I paused just long enough to open one of my travel cases and retrieve a change of footwear. I unfastened my boots, toed them off, and perched on the side of the bed.
The bed squeaked when I sat down. And it creaked when I bounced lightly. I sighed.
I pictured Ardruc standing in the hallway outside this apartment with his chin raised, his hands folded behind his back, and his impassive golden gaze fixed on me, knowing full well he was giving me the worst accommodations on the station.
And for a moment, just a moment, I envisioned Forux biting him right on the tail.
Had I wronged Ardruc Husiorithae in another life? Or was this how he treated everyone? Maybe so, if he went through lab assistants at a rate that bordered on legendary.
Well, he’d just found someone who wouldn’t be cowed either by his smug superiority or a tiny apartment with a creaky door and a squeaky bed not much better than a cot.
My defiance had kept me alive on Aloris, so I wasn’t likely to be defeated by a grumpy dragon man.
He wanted me off Hyderia, and I was going to stay.
And if he wanted me to be dispirited, he’d find me cheerful every time we saw each other.
Newly energized, I put on a pair of comfortable shoes I’d purchased years ago on Pallasia, let out a sigh of contentment, and left my apartment with Forux at my side.
The exterior door at the end of the corridor was right next to apartment one, Ardruc’s residence.
The scanner beside the door glowed red, indicating it was locked.
The other apartment scanners, including mine, were green, meaning they could be opened by anyone’s palm scan.
In my experience, it wasn’t common practice to lock one’s door inside a secure facility, much less when there were only three people not just living on the station, but on the entire planet.
It was a small thing, but it felt significant—and more than a little insulting.
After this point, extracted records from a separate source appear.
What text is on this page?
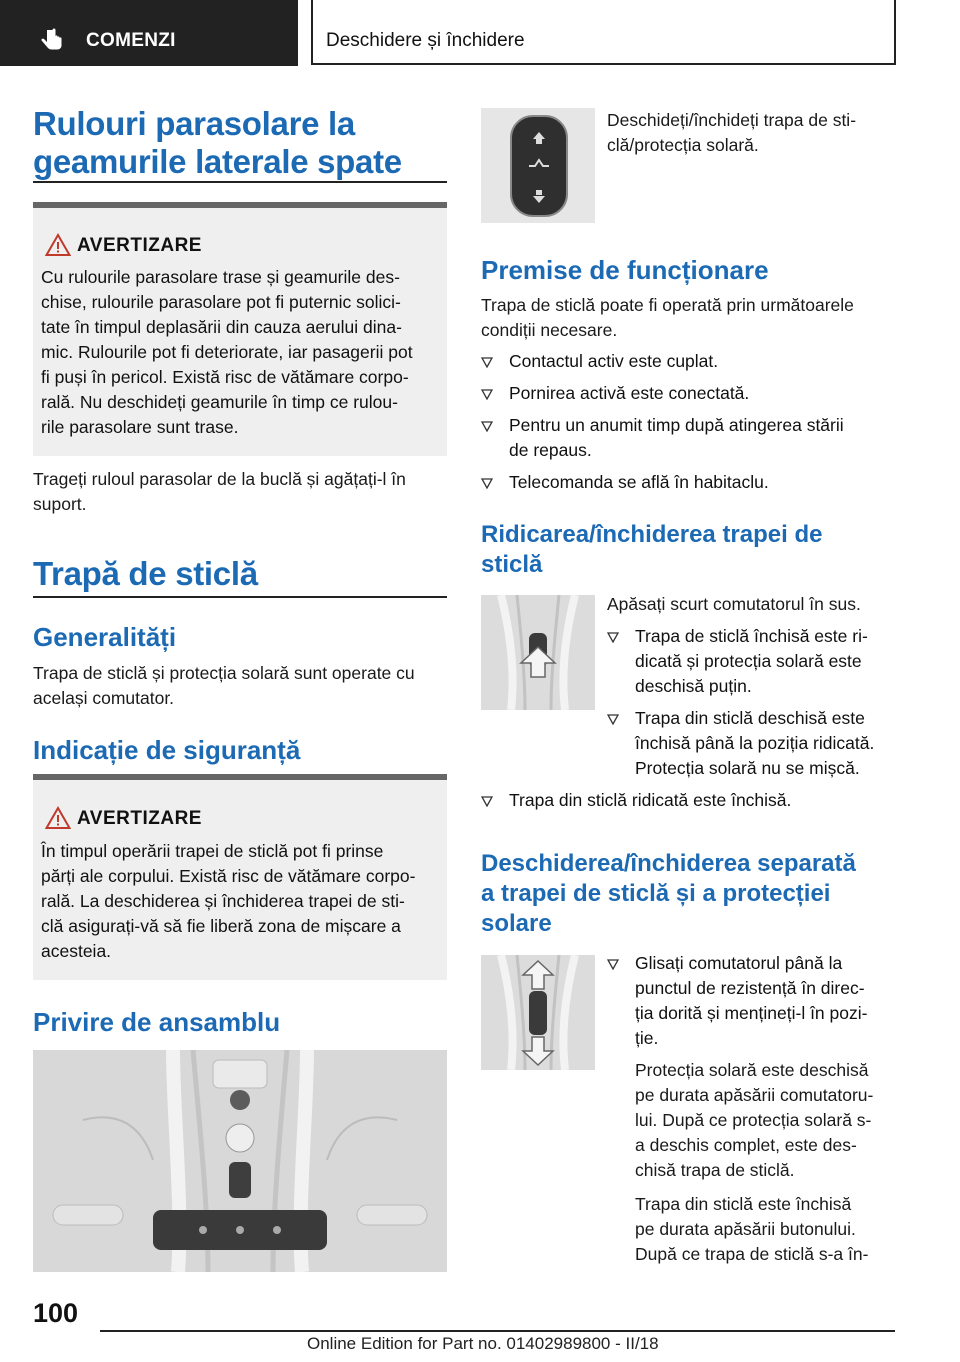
COMENZI	Deschidere și închidere
Rulouri parasolare la
geamurile laterale spate
AVERTIZARE
Cu rulourile parasolare trase și geamurile des-
chise, rulourile parasolare pot fi puternic solici-
tate în timpul deplasării din cauza aerului dina-
mic. Rulourile pot fi deteriorate, iar pasagerii pot
fi puși în pericol. Există risc de vătămare corpo-
rală. Nu deschideți geamurile în timp ce rulou-
rile parasolare sunt trase.
Trageți ruloul parasolar de la buclă și agățați-l în
suport.
Trapă de sticlă
Generalități
Trapa de sticlă și protecția solară sunt operate cu
același comutator.
Indicație de siguranță
AVERTIZARE
În timpul operării trapei de sticlă pot fi prinse
părți ale corpului. Există risc de vătămare corpo-
rală. La deschiderea și închiderea trapei de sti-
clă asigurați-vă să fie liberă zona de mișcare a
acesteia.
Privire de ansamblu
Deschideți/închideți trapa de sti-
clă/protecția solară.
Premise de funcționare
Trapa de sticlă poate fi operată prin următoarele
condiții necesare.
Contactul activ este cuplat.
Pornirea activă este conectată.
Pentru un anumit timp după atingerea stării
de repaus.
Telecomanda se află în habitaclu.
Ridicarea/închiderea trapei de
sticlă
Apăsați scurt comutatorul în sus.
Trapa de sticlă închisă este ri-
dicată și protecția solară este
deschisă puțin.
Trapa din sticlă deschisă este
închisă până la poziția ridicată.
Protecția solară nu se mișcă.
Trapa din sticlă ridicată este închisă.
Deschiderea/închiderea separată
a trapei de sticlă și a protecției
solare
Glisați comutatorul până la
punctul de rezistență în direc-
ția dorită și mențineți-l în pozi-
ție.
Protecția solară este deschisă
pe durata apăsării comutatoru-
lui. După ce protecția solară s-
a deschis complet, este des-
chisă trapa de sticlă.
Trapa din sticlă este închisă
pe durata apăsării butonului.
După ce trapa de sticlă s-a în-
100
Online Edition for Part no. 01402989800 - II/18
Ardruc Husiorithae must not think much of his colleagues if he felt the need to lock his door.
I scanned my palm to open the exterior door and stepped outside onto the wide deck.
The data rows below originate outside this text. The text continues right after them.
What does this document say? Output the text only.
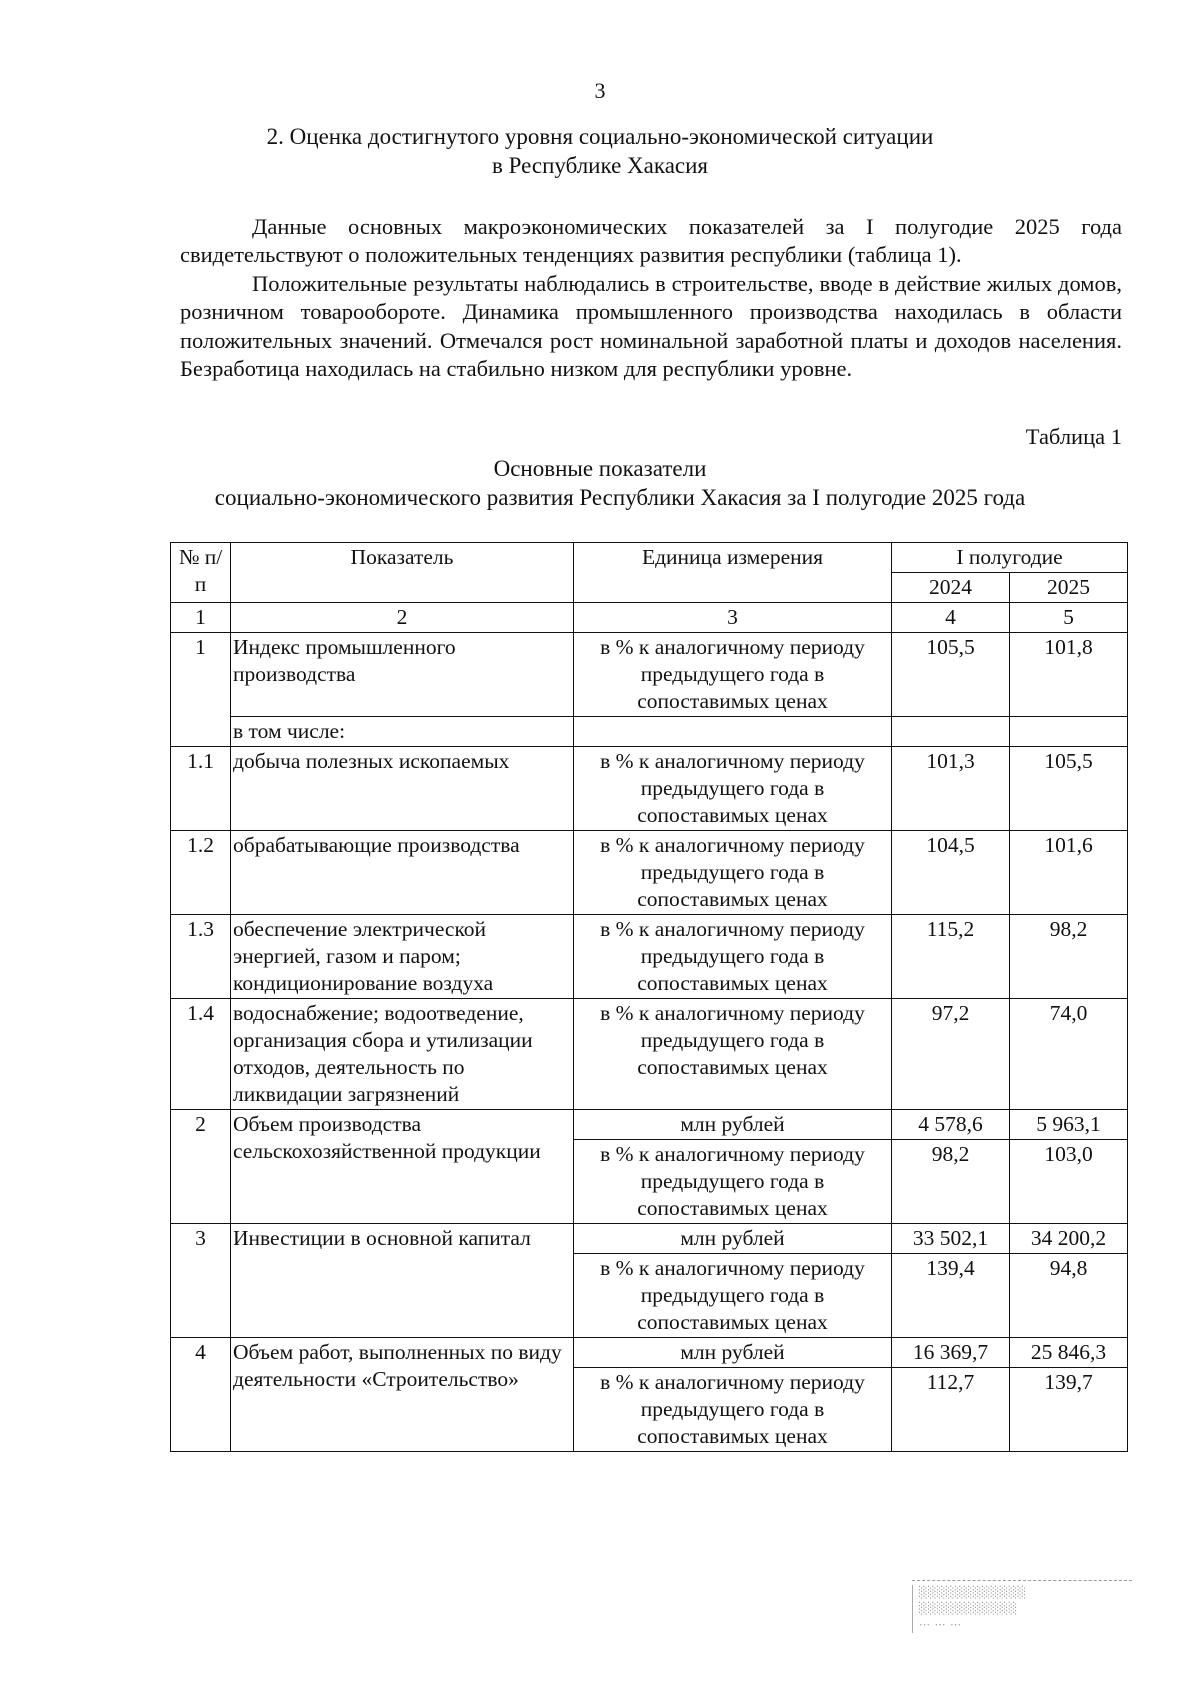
3
2. Оценка достигнутого уровня социально-экономической ситуации
в Республике Хакасия

Данные основных макроэкономических показателей за I полугодие 2025 года свидетельствуют о положительных тенденциях развития республики (таблица 1).

Положительные результаты наблюдались в строительстве, вводе в действие жилых домов, розничном товарообороте. Динамика промышленного производства находилась в области положительных значений. Отмечался рост номинальной заработной платы и доходов населения. Безработица находилась на стабильно низком для республики уровне.

Таблица 1
Основные показатели
социально-экономического развития Республики Хакасия за I полугодие 2025 года
№ п/п	Показатель	Единица измерения	I полугодие	
			2024	2025
1	2	3	4	5
1	Индекс промышленного производства	в % к аналогичному периоду предыдущего года в сопоставимых ценах	105,5	101,8
	в том числе:			
1.1	добыча полезных ископаемых	в % к аналогичному периоду предыдущего года в сопоставимых ценах	101,3	105,5
1.2	обрабатывающие производства	в % к аналогичному периоду предыдущего года в сопоставимых ценах	104,5	101,6
1.3	обеспечение электрической энергией, газом и паром; кондиционирование воздуха	в % к аналогичному периоду предыдущего года в сопоставимых ценах	115,2	98,2
1.4	водоснабжение; водоотведение, организация сбора и утилизации отходов, деятельность по ликвидации загрязнений	в % к аналогичному периоду предыдущего года в сопоставимых ценах	97,2	74,0
2	Объем производства сельскохозяйственной продукции	млн рублей	4 578,6	5 963,1
		в % к аналогичному периоду предыдущего года в сопоставимых ценах	98,2	103,0
3	Инвестиции в основной капитал	млн рублей	33 502,1	34 200,2
		в % к аналогичному периоду предыдущего года в сопоставимых ценах	139,4	94,8
4	Объем работ, выполненных по виду деятельности «Строительство»	млн рублей	16 369,7	25 846,3
		в % к аналогичному периоду предыдущего года в сопоставимых ценах	112,7	139,7
░░░░░░░░░░░░
░░░░░░░░░░░
⋯ ⋯ ⋯
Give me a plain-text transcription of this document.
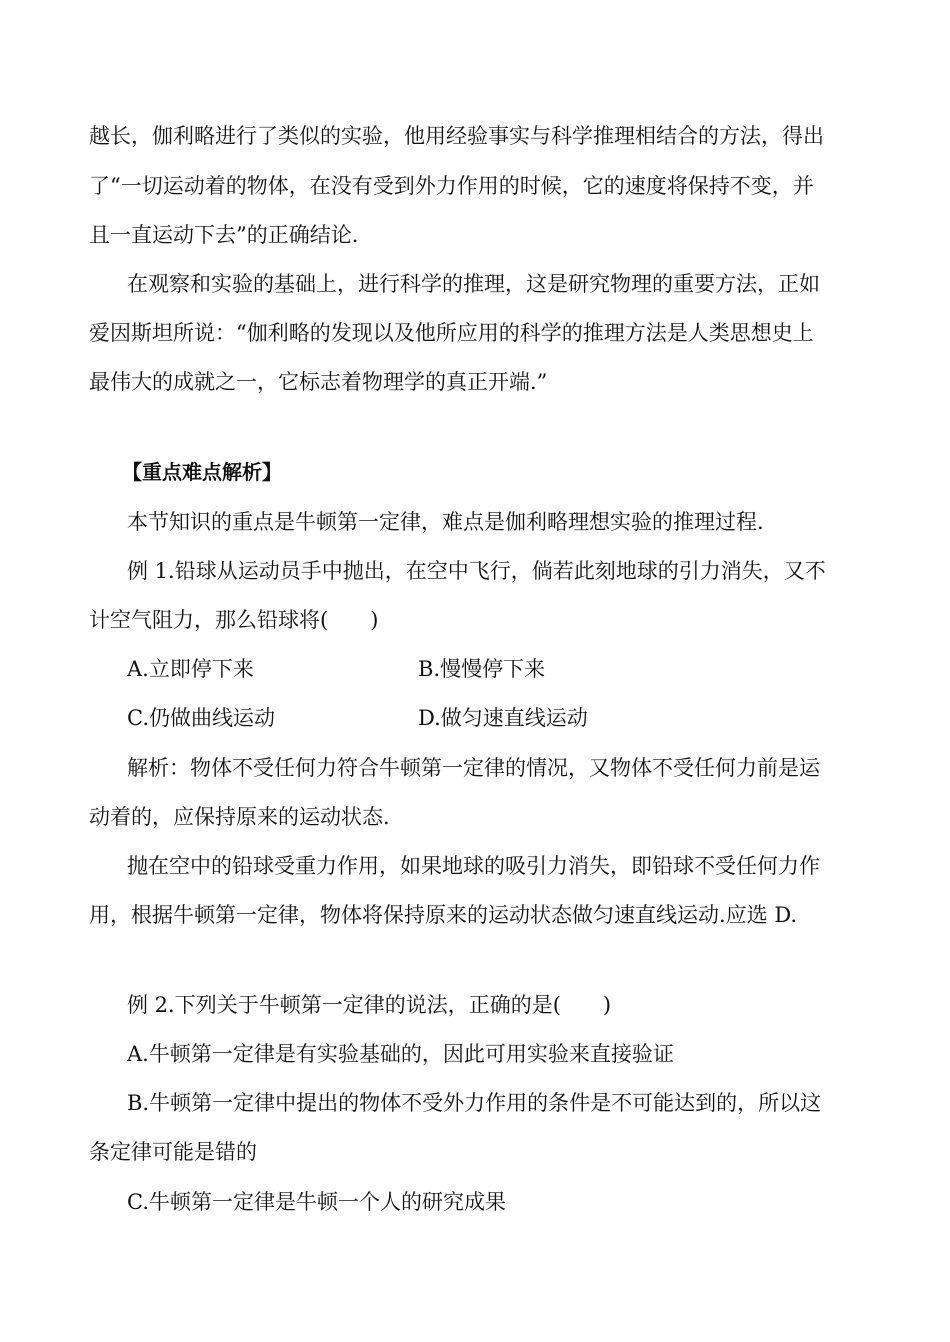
越长，伽利略进行了类似的实验，他用经验事实与科学推理相结合的方法，得出
了“一切运动着的物体，在没有受到外力作用的时候，它的速度将保持不变，并
且一直运动下去”的正确结论.
在观察和实验的基础上，进行科学的推理，这是研究物理的重要方法，正如
爱因斯坦所说：“伽利略的发现以及他所应用的科学的推理方法是人类思想史上
最伟大的成就之一，它标志着物理学的真正开端.”
【重点难点解析】
本节知识的重点是牛顿第一定律，难点是伽利略理想实验的推理过程.
例 1.铅球从运动员手中抛出，在空中飞行，倘若此刻地球的引力消失，又不
计空气阻力，那么铅球将(　　)
A.立即停下来	B.慢慢停下来
C.仍做曲线运动	D.做匀速直线运动
解析：物体不受任何力符合牛顿第一定律的情况，又物体不受任何力前是运
动着的，应保持原来的运动状态.
抛在空中的铅球受重力作用，如果地球的吸引力消失，即铅球不受任何力作
用，根据牛顿第一定律，物体将保持原来的运动状态做匀速直线运动.应选 D.
例 2.下列关于牛顿第一定律的说法，正确的是(　　)
A.牛顿第一定律是有实验基础的，因此可用实验来直接验证
B.牛顿第一定律中提出的物体不受外力作用的条件是不可能达到的，所以这
条定律可能是错的
C.牛顿第一定律是牛顿一个人的研究成果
Nova Cal was built on a platform about five meters above the mountain slope.
I took a moment to take in the view of the valley and forest, and then hurried down the stairs to ground level.
Forux dashed ahead of me to run in circles in the clearing.
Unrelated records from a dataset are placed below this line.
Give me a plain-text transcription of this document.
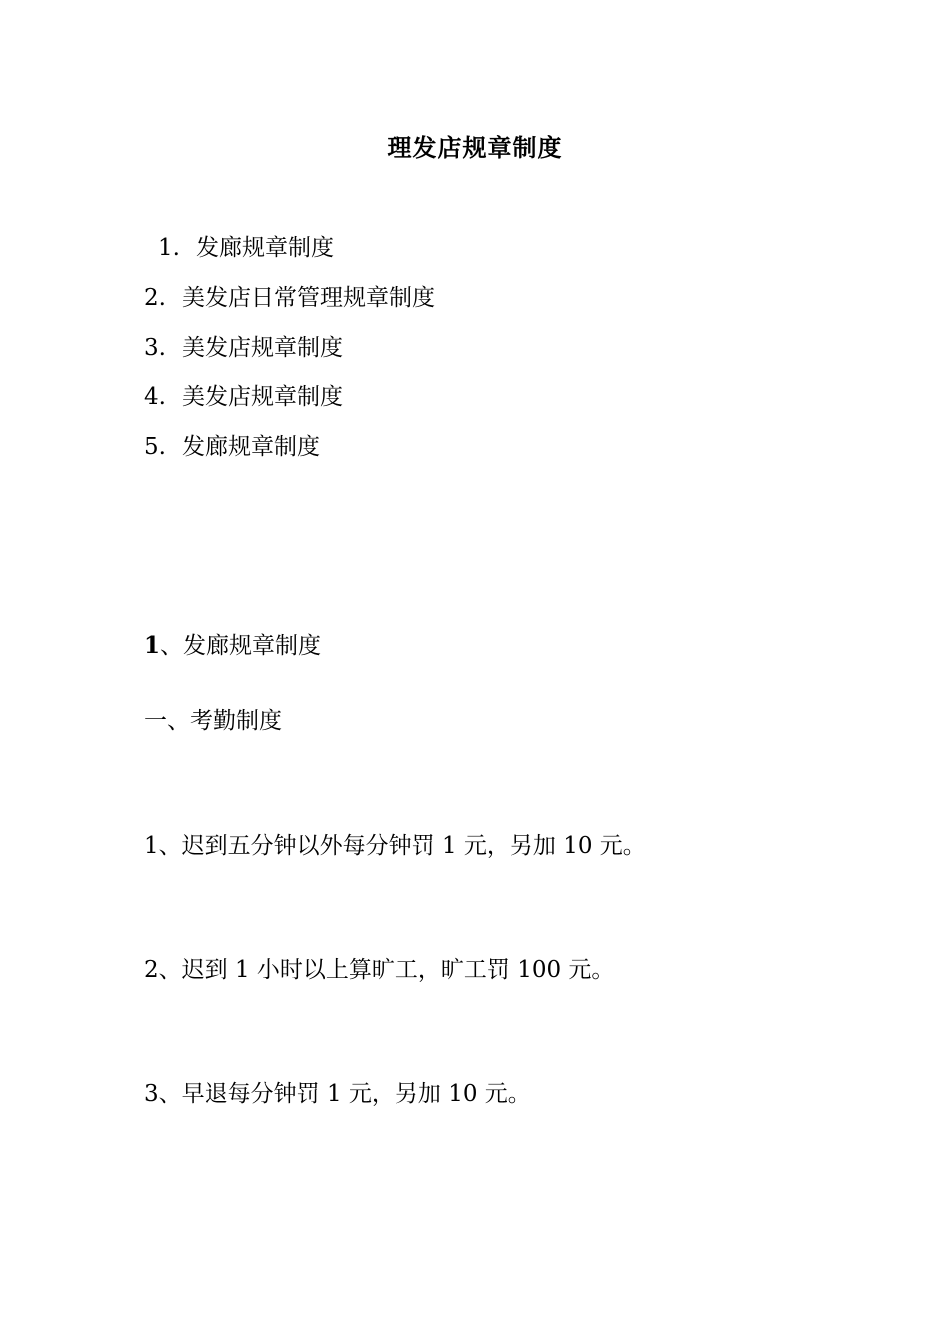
理发店规章制度
1. 发廊规章制度
2. 美发店日常管理规章制度
3. 美发店规章制度
4. 美发店规章制度
5. 发廊规章制度
1、发廊规章制度
一、考勤制度
1、迟到五分钟以外每分钟罚 1 元，另加 10 元。
2、迟到 1 小时以上算旷工，旷工罚 100 元。
3、早退每分钟罚 1 元，另加 10 元。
My little arval had been cooped up at Inga Station and on cruisers for much too long. So had I, in fact.
When I stepped off the stairs and stood on Hyderian soil, all my joy and disbelief filled my eyes with tears. I let out a little sob.
I was here. I was on Hyderia. The dream I’d had since I was seventeen had come true. And a wonderful warmth filled my heart as if I already felt at home.
The sky filled with massive bursts of korae in every color imaginable.
I gasped and craned my neck to look skyward.
The timing was obviously a coincidence, but I was happy to pretend the planet was as joyous at my arrival as I was.
Sharing my happiness, Forux bounced on his little legs, yipped excitedly, and took off to run full-speed around the thick columns that supported the elevated station.
As much as I yearned to sprawl out on the grass and watch the korae, I wanted to find my first Hyderian fungi.
Behind the stairs, I crouched and found beautiful blue-gray fruticose lichen growing on the shadowed, undisturbed soil. I ran my fingertips over it, feeling all the textures of the cup-like stalks. They were familiar, and yet different. Unique to this world and so beautiful.
I should take a sample, study it, uncover all its secrets, and give it a name if it didn’t already have one. But there would be plenty of time for that. Today, I just wanted to take it all in.
After all, I planned to stay on Hyderia for a long, long time.